2022 | rated PG-13 | starring Dwayne Johnson, Aldis Hodge, Sarah Shahi, Noah Centineo, Quintessa Swindell, Pierce Brosnan, Bodhi Sabongui | directed by Jaume Collet-Serra | 2h 5m |

After being granted un-Earthly powers by the gods of Shazam to overthrow Egyptian’s oppressors and be it’s protector, Teth Adam (Dwayne Johnson) is imprisoned in a tomb for 5,000 years. His slumber is awakened by a group of archeological pirates who have kidnapped an Egyptologist (Sarah Shahi) in search of a crown that imposes those God-like powers on the wearer. Adam is unleashed and his rain of indestructible violence draws the attention of the Justice Society, a team that descends on the futuristic to imprison the God and stop the apocalypse.

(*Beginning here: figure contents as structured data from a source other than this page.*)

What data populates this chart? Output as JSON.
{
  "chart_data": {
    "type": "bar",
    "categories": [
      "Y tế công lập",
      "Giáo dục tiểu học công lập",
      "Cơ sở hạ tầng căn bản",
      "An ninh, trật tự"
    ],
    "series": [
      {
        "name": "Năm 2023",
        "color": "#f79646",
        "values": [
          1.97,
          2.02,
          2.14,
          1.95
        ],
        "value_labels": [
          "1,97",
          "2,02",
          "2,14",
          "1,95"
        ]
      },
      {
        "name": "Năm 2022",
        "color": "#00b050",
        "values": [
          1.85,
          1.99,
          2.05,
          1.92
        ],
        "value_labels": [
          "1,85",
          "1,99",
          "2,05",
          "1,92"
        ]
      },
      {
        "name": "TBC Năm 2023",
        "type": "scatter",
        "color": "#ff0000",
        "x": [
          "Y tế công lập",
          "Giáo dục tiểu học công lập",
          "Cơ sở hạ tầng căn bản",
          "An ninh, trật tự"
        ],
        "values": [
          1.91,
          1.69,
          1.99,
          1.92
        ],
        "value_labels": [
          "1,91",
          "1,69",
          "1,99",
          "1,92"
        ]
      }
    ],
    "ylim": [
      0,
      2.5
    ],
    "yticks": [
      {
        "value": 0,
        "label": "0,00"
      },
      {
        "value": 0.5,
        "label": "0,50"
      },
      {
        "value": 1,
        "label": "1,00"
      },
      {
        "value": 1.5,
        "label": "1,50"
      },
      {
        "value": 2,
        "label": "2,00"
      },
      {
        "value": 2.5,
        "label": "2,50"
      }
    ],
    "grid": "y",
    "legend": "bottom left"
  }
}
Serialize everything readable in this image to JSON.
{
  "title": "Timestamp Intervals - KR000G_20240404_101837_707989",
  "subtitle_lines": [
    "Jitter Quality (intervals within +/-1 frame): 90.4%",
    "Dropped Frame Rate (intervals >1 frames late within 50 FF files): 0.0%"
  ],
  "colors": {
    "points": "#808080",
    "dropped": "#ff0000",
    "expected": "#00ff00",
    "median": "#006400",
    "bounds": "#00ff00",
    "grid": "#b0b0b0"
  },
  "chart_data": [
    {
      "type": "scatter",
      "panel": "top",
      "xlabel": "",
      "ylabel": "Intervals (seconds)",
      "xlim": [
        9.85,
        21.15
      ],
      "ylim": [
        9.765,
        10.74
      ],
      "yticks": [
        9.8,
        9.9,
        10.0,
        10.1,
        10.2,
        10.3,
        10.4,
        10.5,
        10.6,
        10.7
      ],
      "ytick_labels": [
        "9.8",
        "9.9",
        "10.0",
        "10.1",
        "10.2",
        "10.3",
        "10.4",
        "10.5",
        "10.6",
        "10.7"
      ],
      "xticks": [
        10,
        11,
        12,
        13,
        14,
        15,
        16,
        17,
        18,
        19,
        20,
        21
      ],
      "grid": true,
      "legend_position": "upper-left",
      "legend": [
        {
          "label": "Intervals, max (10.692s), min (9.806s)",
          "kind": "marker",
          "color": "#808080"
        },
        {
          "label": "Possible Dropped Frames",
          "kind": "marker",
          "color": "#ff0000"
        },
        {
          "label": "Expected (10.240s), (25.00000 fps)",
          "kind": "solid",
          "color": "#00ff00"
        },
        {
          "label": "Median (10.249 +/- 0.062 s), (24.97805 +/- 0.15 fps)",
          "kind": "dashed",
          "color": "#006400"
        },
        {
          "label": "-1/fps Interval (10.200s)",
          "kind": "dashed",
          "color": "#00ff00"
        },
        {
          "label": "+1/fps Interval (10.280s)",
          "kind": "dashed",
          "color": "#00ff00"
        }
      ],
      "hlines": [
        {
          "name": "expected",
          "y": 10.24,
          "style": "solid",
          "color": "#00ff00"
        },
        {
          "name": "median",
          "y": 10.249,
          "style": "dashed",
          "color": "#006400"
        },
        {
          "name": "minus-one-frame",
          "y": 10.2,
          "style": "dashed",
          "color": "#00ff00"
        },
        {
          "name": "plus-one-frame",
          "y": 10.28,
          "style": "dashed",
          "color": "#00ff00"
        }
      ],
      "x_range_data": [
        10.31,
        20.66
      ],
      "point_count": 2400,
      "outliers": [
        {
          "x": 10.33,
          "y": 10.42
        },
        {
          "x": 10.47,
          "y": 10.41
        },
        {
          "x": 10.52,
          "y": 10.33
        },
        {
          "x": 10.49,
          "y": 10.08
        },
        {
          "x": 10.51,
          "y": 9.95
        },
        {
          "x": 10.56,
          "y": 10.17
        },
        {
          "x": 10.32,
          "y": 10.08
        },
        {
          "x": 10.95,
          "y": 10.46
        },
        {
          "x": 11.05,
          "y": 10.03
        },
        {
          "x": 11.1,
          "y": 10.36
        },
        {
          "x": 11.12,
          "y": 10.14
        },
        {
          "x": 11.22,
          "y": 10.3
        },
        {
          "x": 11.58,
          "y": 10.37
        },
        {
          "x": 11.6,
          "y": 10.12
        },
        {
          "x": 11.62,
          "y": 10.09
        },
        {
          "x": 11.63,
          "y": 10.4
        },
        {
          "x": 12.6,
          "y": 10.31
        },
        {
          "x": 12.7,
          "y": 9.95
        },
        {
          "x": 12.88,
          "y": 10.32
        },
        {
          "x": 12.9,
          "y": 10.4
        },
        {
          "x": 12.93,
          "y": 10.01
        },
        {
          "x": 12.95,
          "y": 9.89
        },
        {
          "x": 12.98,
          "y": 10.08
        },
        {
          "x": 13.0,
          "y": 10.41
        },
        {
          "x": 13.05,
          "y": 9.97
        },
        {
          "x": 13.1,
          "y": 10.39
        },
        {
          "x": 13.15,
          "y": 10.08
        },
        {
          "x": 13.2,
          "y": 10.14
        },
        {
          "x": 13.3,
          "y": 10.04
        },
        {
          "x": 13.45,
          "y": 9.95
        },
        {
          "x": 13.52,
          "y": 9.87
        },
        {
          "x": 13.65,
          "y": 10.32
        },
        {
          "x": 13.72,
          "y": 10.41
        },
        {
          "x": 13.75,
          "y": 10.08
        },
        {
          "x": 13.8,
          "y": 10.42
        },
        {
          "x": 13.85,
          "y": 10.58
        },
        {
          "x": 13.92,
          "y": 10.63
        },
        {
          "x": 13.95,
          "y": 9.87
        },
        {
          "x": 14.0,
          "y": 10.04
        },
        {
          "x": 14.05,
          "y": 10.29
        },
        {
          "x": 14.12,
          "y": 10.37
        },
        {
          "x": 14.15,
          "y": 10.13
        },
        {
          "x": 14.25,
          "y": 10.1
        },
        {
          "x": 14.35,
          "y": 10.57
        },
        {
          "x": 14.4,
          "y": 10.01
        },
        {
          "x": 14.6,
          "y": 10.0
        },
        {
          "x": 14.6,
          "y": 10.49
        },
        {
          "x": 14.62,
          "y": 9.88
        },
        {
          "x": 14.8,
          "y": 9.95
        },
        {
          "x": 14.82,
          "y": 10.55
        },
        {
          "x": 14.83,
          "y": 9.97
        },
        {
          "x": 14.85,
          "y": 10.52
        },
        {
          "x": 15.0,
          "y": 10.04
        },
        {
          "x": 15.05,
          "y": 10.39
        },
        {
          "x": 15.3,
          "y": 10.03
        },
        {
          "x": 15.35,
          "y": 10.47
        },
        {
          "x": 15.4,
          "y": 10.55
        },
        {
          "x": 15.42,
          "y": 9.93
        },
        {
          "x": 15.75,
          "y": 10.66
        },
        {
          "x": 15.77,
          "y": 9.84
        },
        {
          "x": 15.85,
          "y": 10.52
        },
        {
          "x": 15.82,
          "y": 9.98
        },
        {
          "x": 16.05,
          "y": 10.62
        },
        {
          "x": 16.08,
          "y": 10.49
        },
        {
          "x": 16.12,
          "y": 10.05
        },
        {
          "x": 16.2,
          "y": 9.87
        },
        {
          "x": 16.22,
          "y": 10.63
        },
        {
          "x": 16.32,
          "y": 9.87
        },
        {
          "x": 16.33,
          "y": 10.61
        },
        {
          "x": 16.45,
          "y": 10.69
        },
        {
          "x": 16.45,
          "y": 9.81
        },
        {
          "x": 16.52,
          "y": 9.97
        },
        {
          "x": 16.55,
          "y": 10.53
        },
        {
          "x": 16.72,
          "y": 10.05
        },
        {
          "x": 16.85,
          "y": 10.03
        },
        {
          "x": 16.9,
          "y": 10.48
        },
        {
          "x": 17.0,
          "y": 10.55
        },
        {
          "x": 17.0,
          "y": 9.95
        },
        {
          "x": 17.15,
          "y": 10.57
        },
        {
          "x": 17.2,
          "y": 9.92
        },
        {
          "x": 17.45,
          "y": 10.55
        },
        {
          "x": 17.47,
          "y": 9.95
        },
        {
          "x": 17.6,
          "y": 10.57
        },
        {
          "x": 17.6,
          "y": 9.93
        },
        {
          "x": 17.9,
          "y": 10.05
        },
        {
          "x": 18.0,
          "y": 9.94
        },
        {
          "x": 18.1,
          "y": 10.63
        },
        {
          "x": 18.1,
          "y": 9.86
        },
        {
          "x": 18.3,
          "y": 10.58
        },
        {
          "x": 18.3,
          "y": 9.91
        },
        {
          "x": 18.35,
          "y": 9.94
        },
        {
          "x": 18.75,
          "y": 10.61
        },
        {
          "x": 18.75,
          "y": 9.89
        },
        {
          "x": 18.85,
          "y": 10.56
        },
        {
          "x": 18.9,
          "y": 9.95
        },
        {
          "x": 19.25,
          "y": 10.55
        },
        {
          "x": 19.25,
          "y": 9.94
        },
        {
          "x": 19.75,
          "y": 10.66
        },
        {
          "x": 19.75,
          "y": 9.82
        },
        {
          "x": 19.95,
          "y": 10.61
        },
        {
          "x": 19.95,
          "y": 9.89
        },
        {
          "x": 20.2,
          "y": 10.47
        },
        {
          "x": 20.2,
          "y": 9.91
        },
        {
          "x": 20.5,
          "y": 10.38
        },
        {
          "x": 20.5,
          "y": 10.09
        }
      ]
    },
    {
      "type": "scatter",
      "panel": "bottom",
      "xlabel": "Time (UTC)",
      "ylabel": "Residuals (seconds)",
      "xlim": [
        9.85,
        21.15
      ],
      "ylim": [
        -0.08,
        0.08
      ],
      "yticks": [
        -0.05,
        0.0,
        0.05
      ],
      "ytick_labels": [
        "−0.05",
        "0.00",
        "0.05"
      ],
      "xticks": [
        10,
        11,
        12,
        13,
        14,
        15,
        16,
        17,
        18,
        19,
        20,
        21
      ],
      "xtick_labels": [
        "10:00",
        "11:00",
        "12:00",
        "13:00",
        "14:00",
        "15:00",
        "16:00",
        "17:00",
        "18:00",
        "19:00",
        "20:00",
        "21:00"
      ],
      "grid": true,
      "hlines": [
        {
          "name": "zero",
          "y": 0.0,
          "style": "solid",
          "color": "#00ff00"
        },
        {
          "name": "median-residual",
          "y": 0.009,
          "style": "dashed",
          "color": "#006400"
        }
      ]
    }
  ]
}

I think that’s what happened. After 10 years of trying to jumpstart his own DCU superhero franchise, Dwayne Johnson brings us Black Adam and it’s a complete mess. Shockingly, the chief problem with the film is Johnson himself. When faced with the task of bringing to life a character that is essentially a Superman Who Kills, Johnson doesn’t embrace the dark side as much as leave all of his natural charisma at the door. The Rock has spent the last few decades jumpstarting franchises like Fast and the Furious and or making crap like Skyscraper or San Andreas single-handedly bearable. And yet, headlining his own superhero film he commits to a one-note monotone presence that hands over the reigns to the supporting characters.

I’m not very familiar with the Black Adam comics so some of this probably went over my head. It takes place in either the future or a parallel universe that is also secretly controlled by Viola Davis’ Annabelle Waller (the Samuel L. Jackson connective piece of the DCU). When danger strikes the laughable Justice Society snaps into action and shows just how little superhero imagination actually is in the DC and Marvel superhero universes. We get Cyclone (Quintessa Swindell) playing Marvel’s X-Men Storm. We get Atom Smasher (Noah Centineo) playing Ant-Man’s giant wise-cracking form. We get Hawkman (Aldis Hodge, the center of the movie) playing The Falcon. We get Dr. Fate (Pierce Brosnan) in the elder superhero role whose powers are almost indescribably god-like (basically Professor X). Everything in Black Adam comes off as a B-grade knock-off of something else we’ve already seen.

Filling the Veteran Actor role designed to get grandma to sit through a superhero movie, Brosnan’s transparently minimal involvement with the production is glaringly hilarious. He shows up and sits in a chair holding the helmet of his character – cut to the CGI motion capture guy taking care of all the action. And then at the end all the characters stand around and talk about what an inspiration he was to them – even Black Adam, who just met him a day ago.

You can probably make an argument that the movie looks good and in isolation it does. Director Jaume Collet-Serra (who I am still hoping will turn back to smaller thrillers he used to excel at) does a very good job of replicating the visual style of Zack Snyder. Visually, that’s what Black Adam is. It does it’s best job to replicate the deliberately framed, slow-motion action sequences that are the trademark of a director that the suits at DC have fired and cancelled all of his projects.

While the setting of the film never leaves it’s central city of Kahndaq, that does nothing to tighten the film’s pace or scope. A poorly paced film isn’t just slow and Black Adam is an example of one that is poorly paced while still moving as fast as it can. It speeds from one fight scene to the next and to the next without much of a breath in between. It has no pace and no form as a story. In that way it recalls The Jungle Cruise, the last collaboration between Collet-Serra and Dwayne Johnson, which is also a movie that is way more convoluted than it needed to be. Like that one, Black Adam, is constantly dipping into flashbacks and then going back over them to reveal that what was deliberately edited around the first time wasn’t actually what really happened for a stacked series of unnecessary twists.